Winding, Crooked Trails

Shared Expressions and Musings with a Connection to the Origin of Things and a Surly Hatred of Progress and Development along with a Churlish Resistance to all Popular Improvements (except for HDTV and Dolby 5:1 surround sound and maybe Books on CD) (thanks Ed)

Friday, September 23, 2005

Amster damn dam - Summer 1996



After two months in Israel I was beginning to come unraveled. Fighting traffic out of Tel Aviv every day to drive 30 miles to Ashkelon, surrendering my passport to security at the company I was over there to visit, being marched by armed guards back to the office they had for me, fighting the communication barriers. They spoke perfect English until the questions got difficult. Picking up Israeli soldiers, kids, male and female, nearly every day on the drive back and forth thinking having an automatic weapon in the car was an added safety measure. I was fucking tense, it builds over there, it's loud, aggressive, everything is a shade of brown except for the Mediterranean which is a beautiful blue. I'd seen a suitcase that was left in the hotel entrance get blown up by the bomb squad. Some poor asshole came back to see his underwear falling like confetti. I was ordered........er, encouraged, by the US Embassy to report to them weekly on the activity levels at the company I was visiting. They were a major weapons manufacturer for the Israeli Military and there was interest in what and how much they were producing. I look like a fucking spy? Apparently. I think the Israelis watched the Embassy and so I think they were watching me. Maybe I was just paranoid, the region does that to you. One weekend I was floating in the Dead Sea and after taking one of those mud baths, which is really pretty cool, I set off down the road and found a place where the sea had evaporated, it's all salty ya know, and there were tire tracks so I thought, why not, and headed out across the packed salty sand, not knowing I crossed the freakin' border into Jordan. They picked up on it though and all of a sudden I was surrounded by jeeps and soldiers with weapons trained on my bug eyed ass and I spent a couple of hours explaining I was just out for a Sunday drive to the Jordanian authorities. I also spent considerable time in Jeruselum which is a passionate place to say the least. A Belgian businessman I met in the hotel and I snuck into Bethleham which was closed to tourists at the time to visit the Church of the Nativity. We slicked the Palestinian cab driver's hand with some extra bucks to facilitate our exit from an occupied territory. It was a lovely tension.

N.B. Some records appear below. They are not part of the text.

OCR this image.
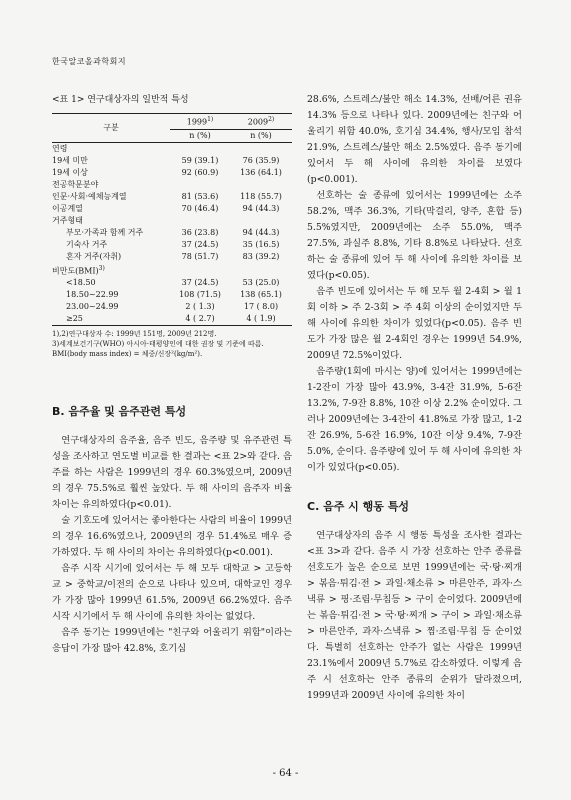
한국알코올과학회지
<표 1> 연구대상자의 일반적 특성
구분	1999$^{1)}$	2009$^{2)}$
	n (%)	n (%)
연령		
19세 미만	59 (39.1)	76 (35.9)
19세 이상	92 (60.9)	136 (64.1)
전공학문분야		
인문·사회·예체능계열	81 (53.6)	118 (55.7)
이공계열	70 (46.4)	94 (44.3)
거주형태		
부모·가족과 함께 거주	36 (23.8)	94 (44.3)
기숙사 거주	37 (24.5)	35 (16.5)
혼자 거주(자취)	78 (51.7)	83 (39.2)
비만도(BMI)$^{3)}$		
<18.50	37 (24.5)	53 (25.0)
18.50~22.99	108 (71.5)	138 (65.1)
23.00~24.99	2 ( 1.3)	17 ( 8.0)
≥25	4 ( 2.7)	4 ( 1.9)
1),2)연구대상자 수: 1999년 151명, 2009년 212명.
3)세계보건기구(WHO) 아시아·태평양인에 대한 권장 및 기준에 따름.
BMI(body mass index) = 체중/신장²(kg/m²).
B. 음주율 및 음주관련 특성

연구대상자의 음주율, 음주 빈도, 음주량 및 유주관련 특성을 조사하고 연도별 비교를 한 결과는 <표 2>와 같다. 음주를 하는 사람은 1999년의 경우 60.3%였으며, 2009년의 경우 75.5%로 훨씬 높았다. 두 해 사이의 음주자 비율 차이는 유의하였다(p<0.01).

술 기호도에 있어서는 좋아한다는 사람의 비율이 1999년의 경우 16.6%였으나, 2009년의 경우 51.4%로 매우 증가하였다. 두 해 사이의 차이는 유의하였다(p<0.001).

음주 시작 시기에 있어서는 두 해 모두 대학교 > 고등학교 > 중학교/이전의 순으로 나타나 있으며, 대학교인 경우가 가장 많아 1999년 61.5%, 2009년 66.2%였다. 음주 시작 시기에서 두 해 사이에 유의한 차이는 없었다.

음주 동기는 1999년에는 "친구와 어울리기 위함"이라는 응답이 가장 많아 42.8%, 호기심

28.6%, 스트레스/불안 해소 14.3%, 선배/어른 권유 14.3% 등으로 나타나 있다. 2009년에는 친구와 어울리기 위함 40.0%, 호기심 34.4%, 행사/모임 참석 21.9%, 스트레스/불안 해소 2.5%였다. 음주 동기에 있어서 두 해 사이에 유의한 차이를 보였다(p<0.001).

선호하는 술 종류에 있어서는 1999년에는 소주 58.2%, 맥주 36.3%, 기타(막걸리, 양주, 혼합 등) 5.5%였지만, 2009년에는 소주 55.0%, 맥주 27.5%, 과실주 8.8%, 기타 8.8%로 나타났다. 선호하는 술 종류에 있어 두 해 사이에 유의한 차이를 보였다(p<0.05).

음주 빈도에 있어서는 두 해 모두 월 2-4회 > 월 1회 이하 > 주 2-3회 > 주 4회 이상의 순이었지만 두 해 사이에 유의한 차이가 있었다(p<0.05). 음주 빈도가 가장 많은 월 2-4회인 경우는 1999년 54.9%, 2009년 72.5%이었다.

음주량(1회에 마시는 양)에 있어서는 1999년에는 1-2잔이 가장 많아 43.9%, 3-4잔 31.9%, 5-6잔 13.2%, 7-9잔 8.8%, 10잔 이상 2.2% 순이었다. 그러나 2009년에는 3-4잔이 41.8%로 가장 많고, 1-2잔 26.9%, 5-6잔 16.9%, 10잔 이상 9.4%, 7-9잔 5.0%, 순이다. 음주량에 있어 두 해 사이에 유의한 차이가 있었다(p<0.05).

C. 음주 시 행동 특성

연구대상자의 음주 시 행동 특성을 조사한 결과는 <표 3>과 같다. 음주 시 가장 선호하는 안주 종류를 선호도가 높은 순으로 보면 1999년에는 국·탕·찌개 > 볶음·튀김·전 > 과일·채소류 > 마른안주, 과자·스낵류 > 핑·조림·무침등 > 구이 순이었다. 2009년에는 볶음·튀김·전 > 국·탕·찌개 > 구이 > 과일·채소류 > 마른안주, 과자·스낵류 > 찜·조림·무침 등 순이었다. 특별히 선호하는 안주가 없는 사람은 1999년 23.1%에서 2009년 5.7%로 감소하였다. 이렇게 음주 시 선호하는 안주 종류의 순위가 달라졌으며, 1999년과 2009년 사이에 유의한 차이

- 64 -
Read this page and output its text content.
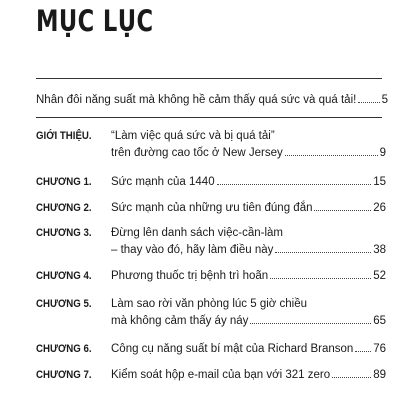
MỤC LỤC
Nhân đôi năng suất mà không hề cảm thấy quá sức và quá tải! 5
GIỚI THIỆU.	“Làm việc quá sức và bị quá tải”
trên đường cao tốc ở New Jersey	9
CHƯƠNG 1.	Sức mạnh của 1440	15
CHƯƠNG 2.	Sức mạnh của những ưu tiên đúng đắn	26
CHƯƠNG 3.	Đừng lên danh sách việc-cần-làm
– thay vào đó, hãy làm điều này	38
CHƯƠNG 4.	Phương thuốc trị bệnh trì hoãn	52
CHƯƠNG 5.	Làm sao rời văn phòng lúc 5 giờ chiều
mà không cảm thấy áy náy	65
CHƯƠNG 6.	Công cụ năng suất bí mật của Richard Branson 76
CHƯƠNG 7.	Kiểm soát hộp e-mail của bạn với 321 zero	89
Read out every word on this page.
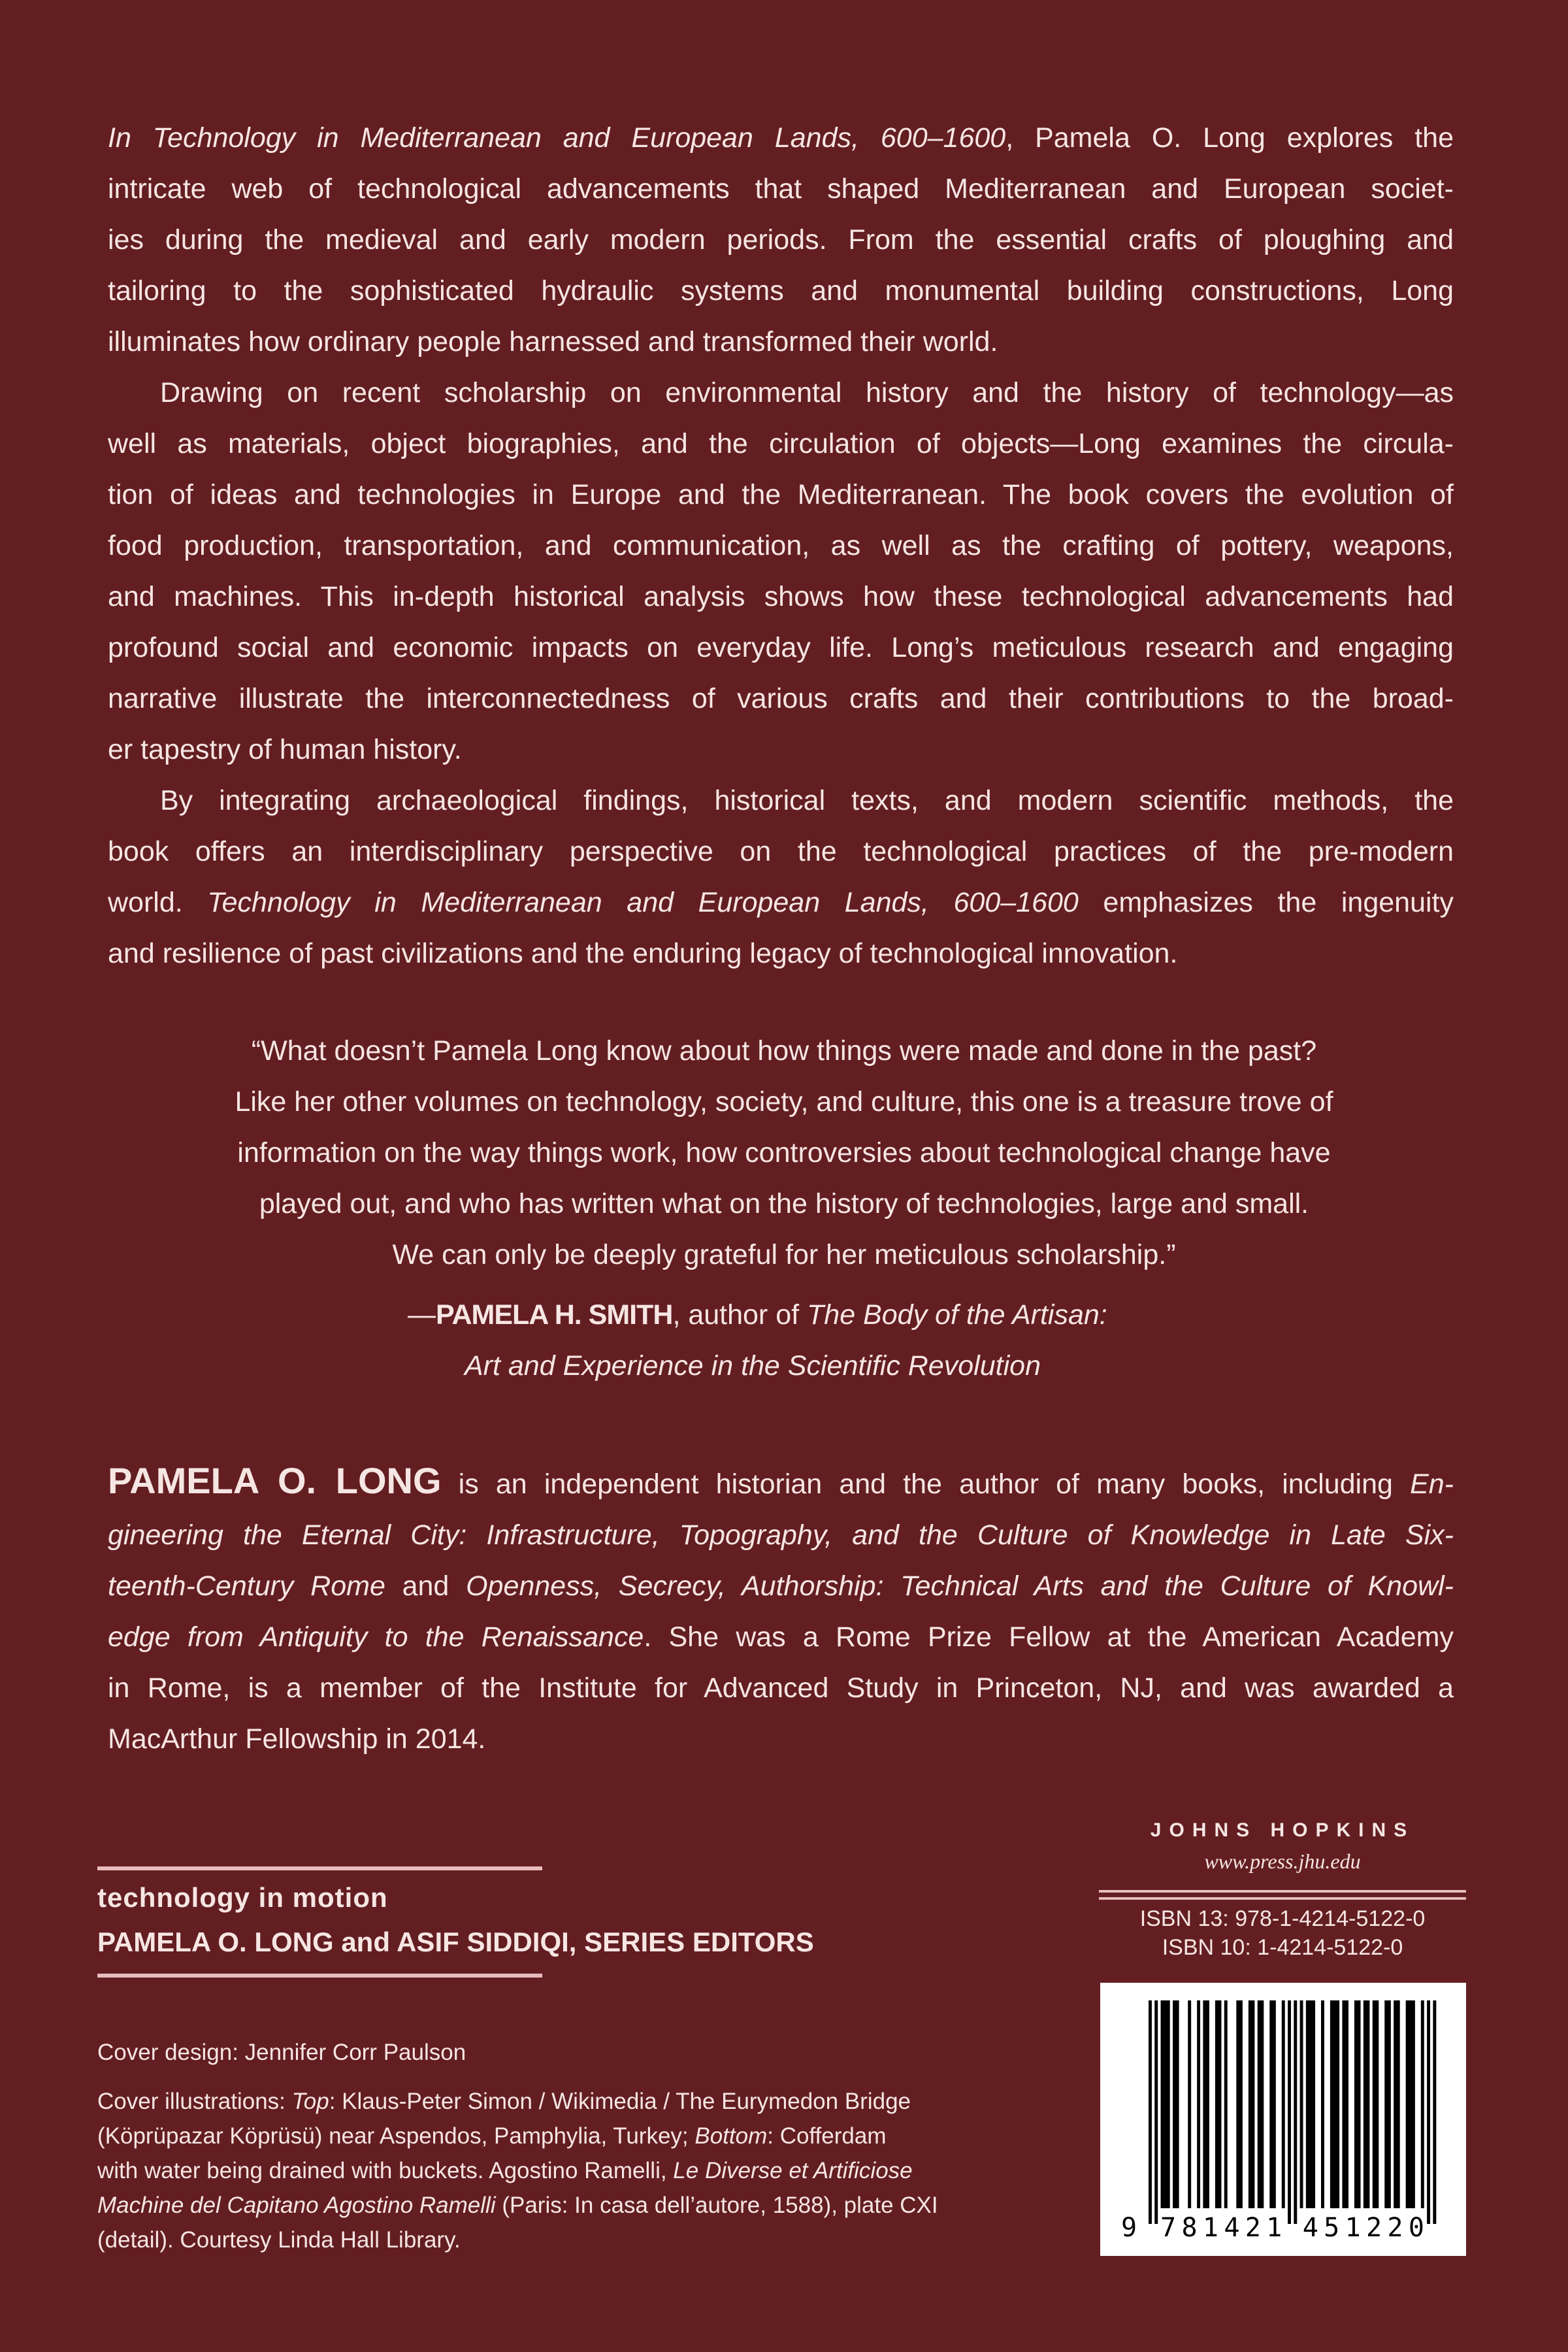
In Technology in Mediterranean and European Lands, 600–1600, Pamela O. Long explores the
intricate web of technological advancements that shaped Mediterranean and European societ-
ies during the medieval and early modern periods. From the essential crafts of ploughing and
tailoring to the sophisticated hydraulic systems and monumental building constructions, Long
illuminates how ordinary people harnessed and transformed their world.
Drawing on recent scholarship on environmental history and the history of technology—as
well as materials, object biographies, and the circulation of objects—Long examines the circula-
tion of ideas and technologies in Europe and the Mediterranean. The book covers the evolution of
food production, transportation, and communication, as well as the crafting of pottery, weapons,
and machines. This in-depth historical analysis shows how these technological advancements had
profound social and economic impacts on everyday life. Long’s meticulous research and engaging
narrative illustrate the interconnectedness of various crafts and their contributions to the broad-
er tapestry of human history.
By integrating archaeological findings, historical texts, and modern scientific methods, the
book offers an interdisciplinary perspective on the technological practices of the pre-modern
world. Technology in Mediterranean and European Lands, 600–1600 emphasizes the ingenuity
and resilience of past civilizations and the enduring legacy of technological innovation.
“What doesn’t Pamela Long know about how things were made and done in the past?
Like her other volumes on technology, society, and culture, this one is a treasure trove of
information on the way things work, how controversies about technological change have
played out, and who has written what on the history of technologies, large and small.
We can only be deeply grateful for her meticulous scholarship.”
—PAMELA H. SMITH, author of The Body of the Artisan:
Art and Experience in the Scientific Revolution
PAMELA O. LONG is an independent historian and the author of many books, including En-
gineering the Eternal City: Infrastructure, Topography, and the Culture of Knowledge in Late Six-
teenth-Century Rome and Openness, Secrecy, Authorship: Technical Arts and the Culture of Knowl-
edge from Antiquity to the Renaissance. She was a Rome Prize Fellow at the American Academy
in Rome, is a member of the Institute for Advanced Study in Princeton, NJ, and was awarded a
MacArthur Fellowship in 2014.
technology in motion
PAMELA O. LONG and ASIF SIDDIQI, SERIES EDITORS
Cover design: Jennifer Corr Paulson
Cover illustrations: Top: Klaus-Peter Simon / Wikimedia / The Eurymedon Bridge
(Köprüpazar Köprüsü) near Aspendos, Pamphylia, Turkey; Bottom: Cofferdam
with water being drained with buckets. Agostino Ramelli, Le Diverse et Artificiose
Machine del Capitano Agostino Ramelli (Paris: In casa dell’autore, 1588), plate CXI
(detail). Courtesy Linda Hall Library.
JOHNS HOPKINS
www.press.jhu.edu
ISBN 13: 978-1-4214-5122-0
ISBN 10: 1-4214-5122-0
9 7 8 1 4 2 1 4 5 1 2 2 0
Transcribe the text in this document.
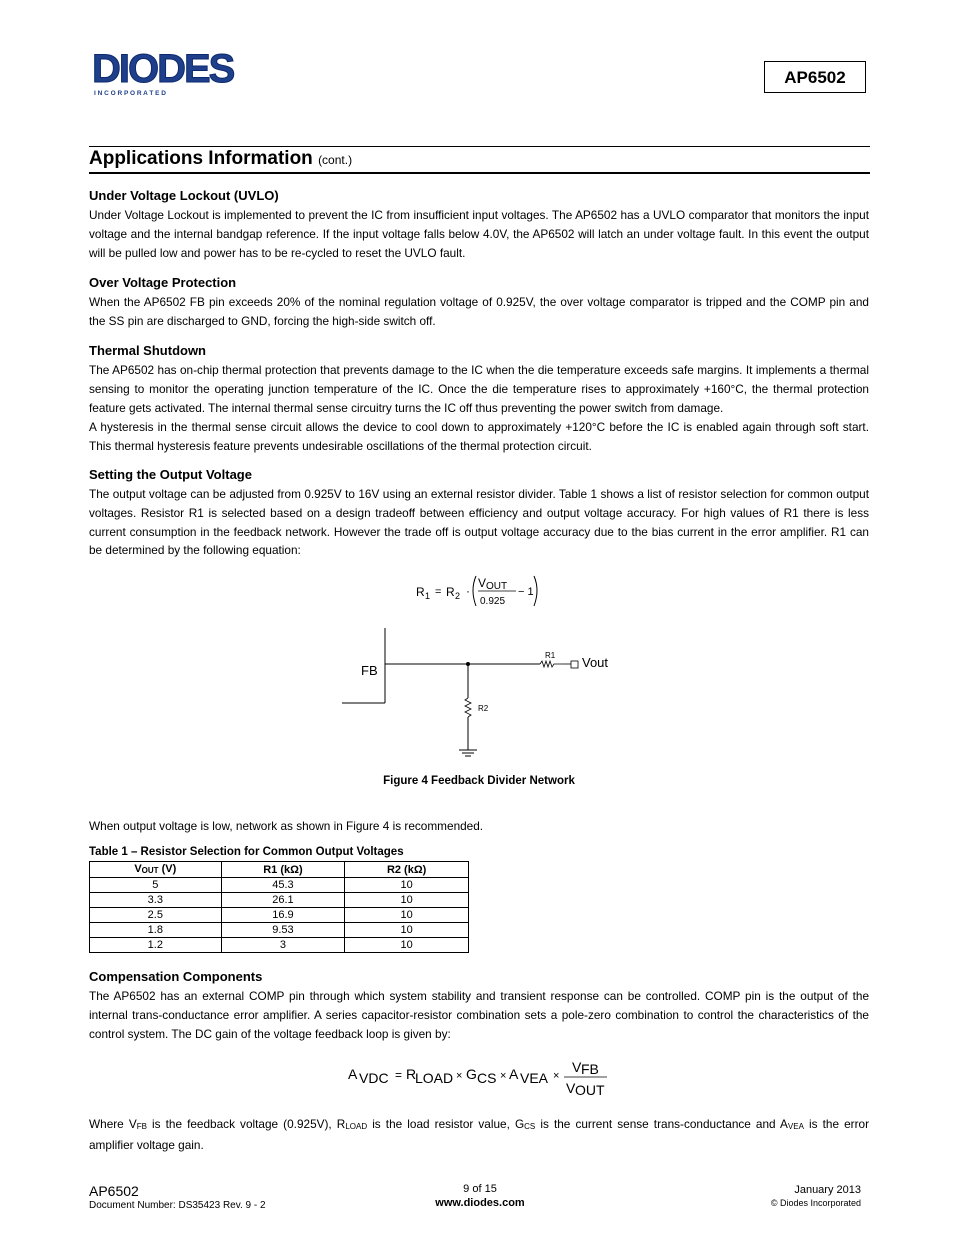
DIODES
I N C O R P O R A T E D
AP6502
Applications Information (cont.)
Under Voltage Lockout (UVLO)
Under Voltage Lockout is implemented to prevent the IC from insufficient input voltages. The AP6502 has a UVLO comparator that monitors the input voltage and the internal bandgap reference. If the input voltage falls below 4.0V, the AP6502 will latch an under voltage fault. In this event the output will be pulled low and power has to be re-cycled to reset the UVLO fault.
Over Voltage Protection
When the AP6502 FB pin exceeds 20% of the nominal regulation voltage of 0.925V, the over voltage comparator is tripped and the COMP pin and the SS pin are discharged to GND, forcing the high-side switch off.
Thermal Shutdown
The AP6502 has on-chip thermal protection that prevents damage to the IC when the die temperature exceeds safe margins. It implements a thermal sensing to monitor the operating junction temperature of the IC. Once the die temperature rises to approximately +160°C, the thermal protection feature gets activated. The internal thermal sense circuitry turns the IC off thus preventing the power switch from damage.
A hysteresis in the thermal sense circuit allows the device to cool down to approximately +120°C before the IC is enabled again through soft start. This thermal hysteresis feature prevents undesirable oscillations of the thermal protection circuit.
Setting the Output Voltage
The output voltage can be adjusted from 0.925V to 16V using an external resistor divider. Table 1 shows a list of resistor selection for common output voltages. Resistor R1 is selected based on a design tradeoff between efficiency and output voltage accuracy. For high values of R1 there is less current consumption in the feedback network. However the trade off is output voltage accuracy due to the bias current in the error amplifier. R1 can be determined by the following equation:
R 1 = R 2 ·
V OUT
0.925
− 1
FB
R1 Vout
R2
Figure 4 Feedback Divider Network
When output voltage is low, network as shown in Figure 4 is recommended.
Table 1 – Resistor Selection for Common Output Voltages
VOUT (V)	R1 (kΩ)	R2 (kΩ)
5	45.3	10
3.3	26.1	10
2.5	16.9	10
1.8	9.53	10
1.2	3	10
Compensation Components
The AP6502 has an external COMP pin through which system stability and transient response can be controlled. COMP pin is the output of the internal trans-conductance error amplifier. A series capacitor-resistor combination sets a pole-zero combination to control the characteristics of the control system. The DC gain of the voltage feedback loop is given by:
A VDC = R
LOAD × G CS × A VEA ×
V FB
V OUT
Where VFB is the feedback voltage (0.925V), RLOAD is the load resistor value, GCS is the current sense trans-conductance and AVEA is the error amplifier voltage gain.
AP6502
Document Number: DS35423 Rev. 9 - 2
9 of 15
www.diodes.com
January 2013
© Diodes Incorporated
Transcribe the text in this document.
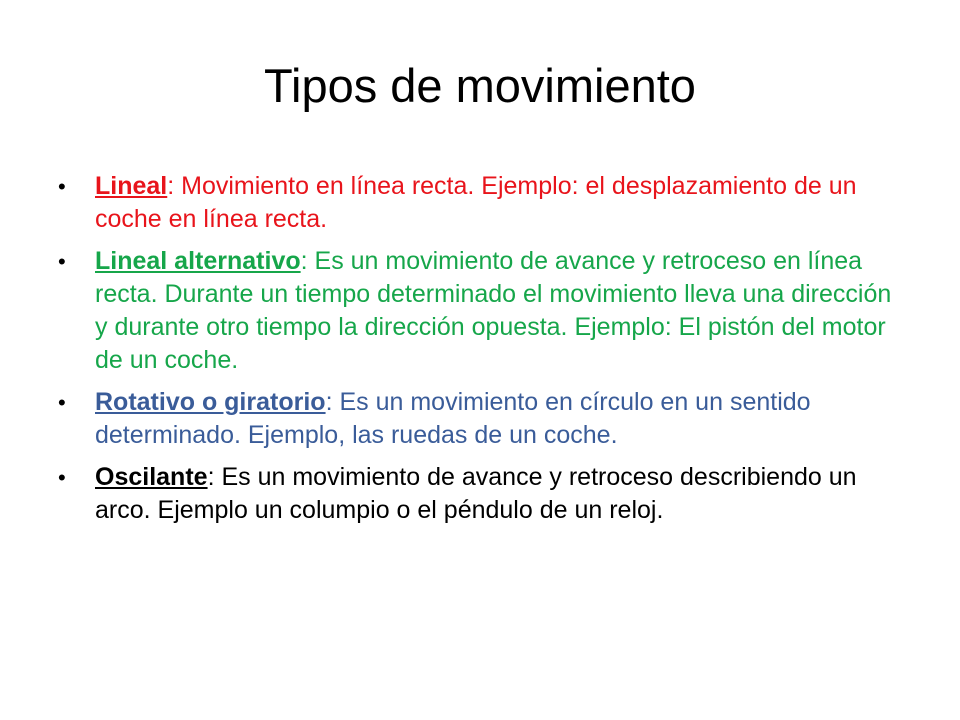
Tipos de movimiento
•	Lineal: Movimiento en línea recta. Ejemplo: el desplazamiento de un coche en línea recta.
•	Lineal alternativo: Es un movimiento de avance y retroceso en línea recta. Durante un tiempo determinado el movimiento lleva una dirección y durante otro tiempo la dirección opuesta. Ejemplo: El pistón del motor de un coche.
•	Rotativo o giratorio: Es un movimiento en círculo en un sentido determinado. Ejemplo, las ruedas de un coche.
•	Oscilante: Es un movimiento de avance y retroceso describiendo un arco. Ejemplo un columpio o el péndulo de un reloj.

To say I was stressed would be an understatement of some magnitude. So when I got the call to meet someone from Lockheed Martin in The Netherlands to tour some Dutch suppliers for potential offset business I was packed and ready to go. Lockheed wanted to sell airplanes to the Dutch and the Dutch wanted new business for their factories so it was a mutual backscratching endeavor. We made the engines that go on the airplanes, hence our involvement.

On our approach into Amsterdam all I could see was green and water and it was a beautiful sight after having been so exposed to shades of brown and tan. And it was cool, 75 instead of 95. I was happy. We only got to spend a couple of hours in Amsterdam before we were met by some Minister of Commerce or some such office who was to squire us around the Dutch countryside by train for the next five days. Little Dutch towns, beautiful scenery out the train window, great little restaurants and bars, beautiful Dutch girls, bicycles everywhere, friendly people........everything the the Mideast wasn't, except for the beautiful girls.

And I was in good company after being essentially alone for two months. The Lockheed dude was a little stiff at first but the Dutch government guy and I along with lots of great beer opened him up considerably.

And, I knew the trip was going to end with an entire day and night in Amsterdam. My pulse was quickening. And there wasn't a terrorist in sight. Dodging bicyclists seemed to be the only danger I was facing. Of course there was still Amsterdam to go.